Introduction

Suivi du Cadre d’action de Belém

Que dans le cadre d’une grande conférence internationale, les gouvernements s’engagent à atteindre des objectifs précis est une chose. Qu’ils tiennent leurs engagements par la suite en est une autre. Lors de la sixième CONFINTEA organisée à Belém au Brésil, à la fin de 2009, des décisions ont été prises en faveur du renforcement de l’apprentissage tout au long de la vie et de l’éducation des adultes, dans le «Cadre d’action de Belém». Il s’agit à présent de veiller à ce que ces décisions soient réellement mises en oeuvre et le cas échéant, de rappeler les engagements avec fermeté.

Bettina Bochynek, qui a accompagné les travaux préparatoires de la CONFINTEA VI dans le cadre de son travail au sein de l’Institut de l’UNESCO pour l’apprentissage tout au long de la vie de Hambourg (UIL) et à présent chargée du suivi, expose la manière dont l’UIL organise le suivi de la mise en oeuvre du «Cadre d’action de Belém».

Timothy Ireland est enseignant en éducation des adultes à l’Universidade Federal da Paraíba. De 2004 à 2007, il a été directeur national de l’Éducation des Jeunes et des Adultes au ministère brésilien de l’Éducation, puis représentant brésilien de l’UNESCO dans le cadre des travaux préparatoires de la CONFINTEA VI. Il décrit les efforts de suivi déployés par l’Amérique latine où s’est tenue, du 25 au 27 mai, la première conférence de suivi au Mexique.

Tanvir Muntasim est originaire du Bangladesh et coordinateur des campagnes et du travail de plaidoyer en Asie du Sud, au sein du Bureau d’éducation des adultes pour l’Asie et le Pacifique Sud (ASPBAE). Il explique ici le processus de suivi du point de vue des Asiatiques. À la fin de l’année dernière, une réunion des ministres de l’Éducation de la région a eu lieu au Bangladesh, à laquelle a participé l’ASPBAE en tant qu’organisation de la société civile. Tanvir Muntasim réitère la nécessité de systématiser le suivi.
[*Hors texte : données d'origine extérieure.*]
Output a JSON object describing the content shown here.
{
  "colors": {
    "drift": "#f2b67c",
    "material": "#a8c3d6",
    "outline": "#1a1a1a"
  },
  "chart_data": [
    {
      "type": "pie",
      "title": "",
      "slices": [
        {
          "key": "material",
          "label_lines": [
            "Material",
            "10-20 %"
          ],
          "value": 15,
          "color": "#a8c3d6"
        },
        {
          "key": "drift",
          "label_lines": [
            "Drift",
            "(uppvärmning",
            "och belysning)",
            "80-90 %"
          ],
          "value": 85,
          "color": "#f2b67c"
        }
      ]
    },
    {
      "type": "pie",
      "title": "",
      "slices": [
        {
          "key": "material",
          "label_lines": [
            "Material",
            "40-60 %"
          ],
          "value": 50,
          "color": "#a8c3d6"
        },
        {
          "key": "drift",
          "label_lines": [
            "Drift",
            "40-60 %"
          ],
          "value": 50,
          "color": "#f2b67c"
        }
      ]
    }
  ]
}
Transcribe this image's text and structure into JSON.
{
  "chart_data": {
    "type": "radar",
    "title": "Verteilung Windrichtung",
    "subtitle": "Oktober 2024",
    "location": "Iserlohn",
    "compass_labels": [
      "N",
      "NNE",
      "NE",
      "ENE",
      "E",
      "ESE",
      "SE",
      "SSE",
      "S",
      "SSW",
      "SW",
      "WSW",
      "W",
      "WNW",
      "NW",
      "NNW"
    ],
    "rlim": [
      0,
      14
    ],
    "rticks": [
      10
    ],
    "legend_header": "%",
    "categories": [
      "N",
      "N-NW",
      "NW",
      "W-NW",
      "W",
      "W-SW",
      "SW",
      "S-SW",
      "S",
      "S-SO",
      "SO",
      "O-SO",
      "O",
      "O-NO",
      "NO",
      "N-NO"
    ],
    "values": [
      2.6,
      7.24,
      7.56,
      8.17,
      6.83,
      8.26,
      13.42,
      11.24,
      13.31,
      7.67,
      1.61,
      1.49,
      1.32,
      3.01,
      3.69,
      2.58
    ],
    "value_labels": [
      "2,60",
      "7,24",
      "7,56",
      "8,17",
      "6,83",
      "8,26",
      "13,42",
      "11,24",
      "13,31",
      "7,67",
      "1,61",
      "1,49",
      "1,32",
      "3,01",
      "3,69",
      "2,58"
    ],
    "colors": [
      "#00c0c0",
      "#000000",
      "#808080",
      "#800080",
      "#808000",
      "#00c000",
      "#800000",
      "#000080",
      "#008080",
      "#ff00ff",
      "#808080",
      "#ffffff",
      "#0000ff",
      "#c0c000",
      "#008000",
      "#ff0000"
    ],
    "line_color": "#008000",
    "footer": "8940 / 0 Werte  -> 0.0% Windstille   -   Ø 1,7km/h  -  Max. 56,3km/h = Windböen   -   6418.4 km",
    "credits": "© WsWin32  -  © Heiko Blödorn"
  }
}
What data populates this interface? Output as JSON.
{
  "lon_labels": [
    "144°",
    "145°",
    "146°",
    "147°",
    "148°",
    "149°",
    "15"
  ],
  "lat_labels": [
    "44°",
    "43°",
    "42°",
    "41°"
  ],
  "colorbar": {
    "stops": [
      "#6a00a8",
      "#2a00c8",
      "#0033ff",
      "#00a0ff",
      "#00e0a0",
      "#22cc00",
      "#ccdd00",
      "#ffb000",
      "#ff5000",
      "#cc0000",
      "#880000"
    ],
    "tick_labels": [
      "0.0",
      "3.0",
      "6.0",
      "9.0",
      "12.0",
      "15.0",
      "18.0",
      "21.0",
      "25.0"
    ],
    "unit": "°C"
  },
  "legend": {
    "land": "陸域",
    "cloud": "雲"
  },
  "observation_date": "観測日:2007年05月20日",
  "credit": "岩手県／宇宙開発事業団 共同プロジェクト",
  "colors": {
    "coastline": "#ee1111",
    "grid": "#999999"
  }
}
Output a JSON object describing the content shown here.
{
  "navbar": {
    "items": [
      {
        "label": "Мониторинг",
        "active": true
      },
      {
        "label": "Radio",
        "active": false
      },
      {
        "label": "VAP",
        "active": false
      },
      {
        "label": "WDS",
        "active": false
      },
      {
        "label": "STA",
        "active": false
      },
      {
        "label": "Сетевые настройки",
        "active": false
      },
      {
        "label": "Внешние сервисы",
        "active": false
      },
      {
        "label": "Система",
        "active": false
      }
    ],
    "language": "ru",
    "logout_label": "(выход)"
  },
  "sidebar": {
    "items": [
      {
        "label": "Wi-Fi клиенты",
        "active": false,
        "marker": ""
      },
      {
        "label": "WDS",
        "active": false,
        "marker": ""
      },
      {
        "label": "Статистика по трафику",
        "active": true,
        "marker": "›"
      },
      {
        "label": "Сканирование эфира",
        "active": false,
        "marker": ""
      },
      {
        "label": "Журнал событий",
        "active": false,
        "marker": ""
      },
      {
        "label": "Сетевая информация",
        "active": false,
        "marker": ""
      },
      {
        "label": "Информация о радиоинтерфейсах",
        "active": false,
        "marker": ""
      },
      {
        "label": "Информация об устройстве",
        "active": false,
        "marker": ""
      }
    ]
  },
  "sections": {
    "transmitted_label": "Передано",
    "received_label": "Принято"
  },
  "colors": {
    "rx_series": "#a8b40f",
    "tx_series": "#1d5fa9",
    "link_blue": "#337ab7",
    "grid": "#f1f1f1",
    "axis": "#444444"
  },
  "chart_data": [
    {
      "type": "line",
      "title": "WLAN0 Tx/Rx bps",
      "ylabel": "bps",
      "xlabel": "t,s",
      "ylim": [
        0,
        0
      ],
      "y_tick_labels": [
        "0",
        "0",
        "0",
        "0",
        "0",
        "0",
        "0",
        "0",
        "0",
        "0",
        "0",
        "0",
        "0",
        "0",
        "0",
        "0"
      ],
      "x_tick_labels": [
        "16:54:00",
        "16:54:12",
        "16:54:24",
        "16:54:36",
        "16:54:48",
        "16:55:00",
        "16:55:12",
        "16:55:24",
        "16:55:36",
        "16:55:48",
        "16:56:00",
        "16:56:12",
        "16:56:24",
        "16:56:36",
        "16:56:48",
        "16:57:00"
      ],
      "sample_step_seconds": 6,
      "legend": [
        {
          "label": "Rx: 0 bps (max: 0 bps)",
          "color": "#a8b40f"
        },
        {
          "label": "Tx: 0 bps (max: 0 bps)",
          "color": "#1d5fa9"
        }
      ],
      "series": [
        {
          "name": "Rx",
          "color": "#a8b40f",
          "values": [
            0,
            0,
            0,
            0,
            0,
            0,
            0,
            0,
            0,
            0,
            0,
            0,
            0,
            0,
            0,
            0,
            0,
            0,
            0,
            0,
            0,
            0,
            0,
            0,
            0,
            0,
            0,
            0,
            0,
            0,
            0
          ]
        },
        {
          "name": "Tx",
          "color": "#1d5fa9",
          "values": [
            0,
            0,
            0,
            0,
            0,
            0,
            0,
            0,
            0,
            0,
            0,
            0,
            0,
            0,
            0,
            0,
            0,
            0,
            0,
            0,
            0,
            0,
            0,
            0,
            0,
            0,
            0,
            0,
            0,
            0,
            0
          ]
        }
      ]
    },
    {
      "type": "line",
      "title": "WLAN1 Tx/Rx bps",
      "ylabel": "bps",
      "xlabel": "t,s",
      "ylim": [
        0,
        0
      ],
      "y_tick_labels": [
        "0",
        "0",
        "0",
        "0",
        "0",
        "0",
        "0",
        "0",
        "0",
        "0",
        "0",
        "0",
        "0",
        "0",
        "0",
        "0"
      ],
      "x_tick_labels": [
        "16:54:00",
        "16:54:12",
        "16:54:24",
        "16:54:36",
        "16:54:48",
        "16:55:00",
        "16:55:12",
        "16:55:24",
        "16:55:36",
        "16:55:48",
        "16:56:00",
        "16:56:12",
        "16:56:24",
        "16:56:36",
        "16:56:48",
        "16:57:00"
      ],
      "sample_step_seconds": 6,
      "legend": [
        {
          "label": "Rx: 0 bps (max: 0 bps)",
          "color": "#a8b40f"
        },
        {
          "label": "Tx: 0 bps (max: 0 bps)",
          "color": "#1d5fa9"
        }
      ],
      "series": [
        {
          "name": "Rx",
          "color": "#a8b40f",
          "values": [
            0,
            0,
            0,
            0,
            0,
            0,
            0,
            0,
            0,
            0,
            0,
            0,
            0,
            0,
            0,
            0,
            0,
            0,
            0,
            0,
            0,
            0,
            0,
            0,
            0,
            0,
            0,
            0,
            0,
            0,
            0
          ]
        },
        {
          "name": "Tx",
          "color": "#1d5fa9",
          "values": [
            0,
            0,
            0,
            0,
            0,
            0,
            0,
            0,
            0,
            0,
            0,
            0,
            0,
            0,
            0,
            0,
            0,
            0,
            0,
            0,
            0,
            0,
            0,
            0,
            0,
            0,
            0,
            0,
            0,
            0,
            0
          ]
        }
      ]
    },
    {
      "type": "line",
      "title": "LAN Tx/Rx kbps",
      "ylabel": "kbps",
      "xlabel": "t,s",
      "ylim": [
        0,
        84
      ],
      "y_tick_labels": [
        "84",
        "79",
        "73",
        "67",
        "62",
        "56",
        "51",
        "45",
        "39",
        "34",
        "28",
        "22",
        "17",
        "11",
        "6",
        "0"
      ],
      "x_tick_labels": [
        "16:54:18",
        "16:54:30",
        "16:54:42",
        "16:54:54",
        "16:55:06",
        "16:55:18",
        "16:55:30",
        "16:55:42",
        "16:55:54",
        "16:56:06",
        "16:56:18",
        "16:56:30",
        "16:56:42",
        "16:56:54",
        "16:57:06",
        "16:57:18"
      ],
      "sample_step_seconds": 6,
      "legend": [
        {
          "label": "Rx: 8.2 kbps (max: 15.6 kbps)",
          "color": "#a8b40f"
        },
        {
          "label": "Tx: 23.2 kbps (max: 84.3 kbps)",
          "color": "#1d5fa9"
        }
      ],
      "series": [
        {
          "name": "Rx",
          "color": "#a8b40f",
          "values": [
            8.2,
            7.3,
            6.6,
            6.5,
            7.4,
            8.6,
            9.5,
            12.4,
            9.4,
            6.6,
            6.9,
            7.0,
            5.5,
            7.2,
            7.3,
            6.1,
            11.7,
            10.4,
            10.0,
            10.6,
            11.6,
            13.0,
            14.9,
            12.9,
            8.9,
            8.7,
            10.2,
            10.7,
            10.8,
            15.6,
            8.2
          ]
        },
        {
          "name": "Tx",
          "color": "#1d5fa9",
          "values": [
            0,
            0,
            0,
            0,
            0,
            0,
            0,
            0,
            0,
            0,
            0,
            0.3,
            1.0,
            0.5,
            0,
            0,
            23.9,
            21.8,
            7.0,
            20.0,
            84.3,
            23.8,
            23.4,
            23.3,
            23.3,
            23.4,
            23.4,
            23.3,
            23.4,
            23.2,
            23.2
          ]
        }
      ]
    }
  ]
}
L’Uruguay est un petit pays peuplé de 3,4 millions d’habitants et de 16 millions de moutons. Depuis 2005, année de l’arrivée au pouvoir du gouvernement de gauche, il est cependant connu en raison de sa politique éducative axée sur l’«éducation pour tous, tout au long de la vie et dans tout le pays». Le secteur de l’éducation non formelle, considérée dans d’autres pays comme le parent pauvre des politiciens responsables de l’Éducation, a été placé au même niveau que les autres secteurs, à savoir l’école, l’enseignement supérieur et la formation professionnelle. Jorge Camors est responsable de l’éducation non formelle au ministère uruguayen de l’Éducation.